Análise: Governo avalia "caixa preta" de veto a Messias
Pedro Venceslau aponta "tempestade perfeita" e erros de diagnóstico como causas da rejeição de Jorge Messias à vaga no Supremo
O governo federal iniciou uma avaliação interna sobre os fatores que levaram à rejeição de Jorge Messias à vaga no Supremo Tribunal Federal (STF). Segundo o analista Pedro Venceslau, durante o Hora H desta segunda-feira (4) o processo foi batizado internamente de "caixa preta", em referência ao equipamento de aeronaves que auxilia na elucidação de acidentes aéreos.
"Assim como nos acidentes aéreos, o governo avalia que foram muitas as causas que levaram à derrota de Jorge Messias, foi uma 'tempestade perfeita' praticamente", destacou Venceslau.
A votação, realizada em caráter secreto, também alimentou desconfianças sobre possíveis traições dentro da base aliada, incluindo suspeitas de que Ana Paula Lobato (PSB-MA) senadora suplente de Flávio Dino, teria votado contra a indicação.
Caça às bruxas
Dentro desse cenário de incertezas, iniciou-se o que Venceslau descreveu como uma espécie de "caça às bruxas", com Jacques Wagner (PT-BA), líder do governo no Senado, sendo apontado entre os primeiros alvos de questionamentos.
Wagner ficou em situação constrangedora após ter cochichado no ouvido de Davi Alcolumbre (União-AP) momentos antes da divulgação do resultado, recebendo um spoiler do placar final. No entanto, o próprio Messias tratou de isentá-lo publicamente, declarando em entrevista ao Portal Fórum que Wagner não tem culpa pela derrota.

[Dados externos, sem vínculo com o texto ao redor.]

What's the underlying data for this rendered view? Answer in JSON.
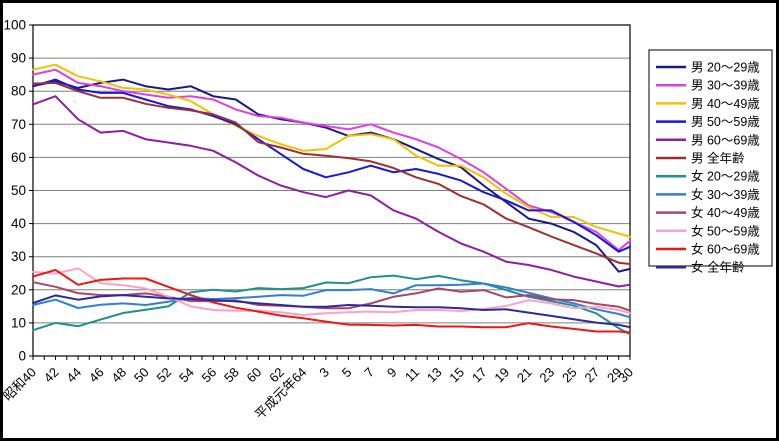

Randolfe Rodrigues (PT-PE), apontado como um dos responsáveis pela articulação política e também pelo diagnóstico considerado equivocado, concedeu entrevista ao jornal O Globo para se explicar. Ele afirmou que o presidente tinha total consciência dos riscos envolvidos e que ele próprio havia alertado diversas vezes que o placar real poderia ser diferente do que estava sendo contabilizado.
"O placar que era ventilado para a imprensa, apresentado muitas vezes em tom triunfalista. Era no começo uma victory tranquila, depois uma vitória apertada, mas nunca se cogitou uma derrota", lembra Venceslau.
Ainda em entrevista ao jornal O Globo, Randolfe defendeu que cumpriu seu papel ao apontar as dificuldades, mas considerou acertada a decisão de seguir em frente com a sabatina.
Outro nome citado por Venceslau é o de José Guimarães, recém-chegado à Secretaria de Relações Institucionais. Sua posse foi realizada com grande prestígio, contando com a presença de líderes do Centrão e até de Davi Alcolumbre, que havia se afastado dos atos do governo.
"Muita gente, depois desse evento, achou que a situação estava realmente pacificada, mas ele [José Guimarães] já chegou com duas grandes derrotas no currículo", conclui o analista.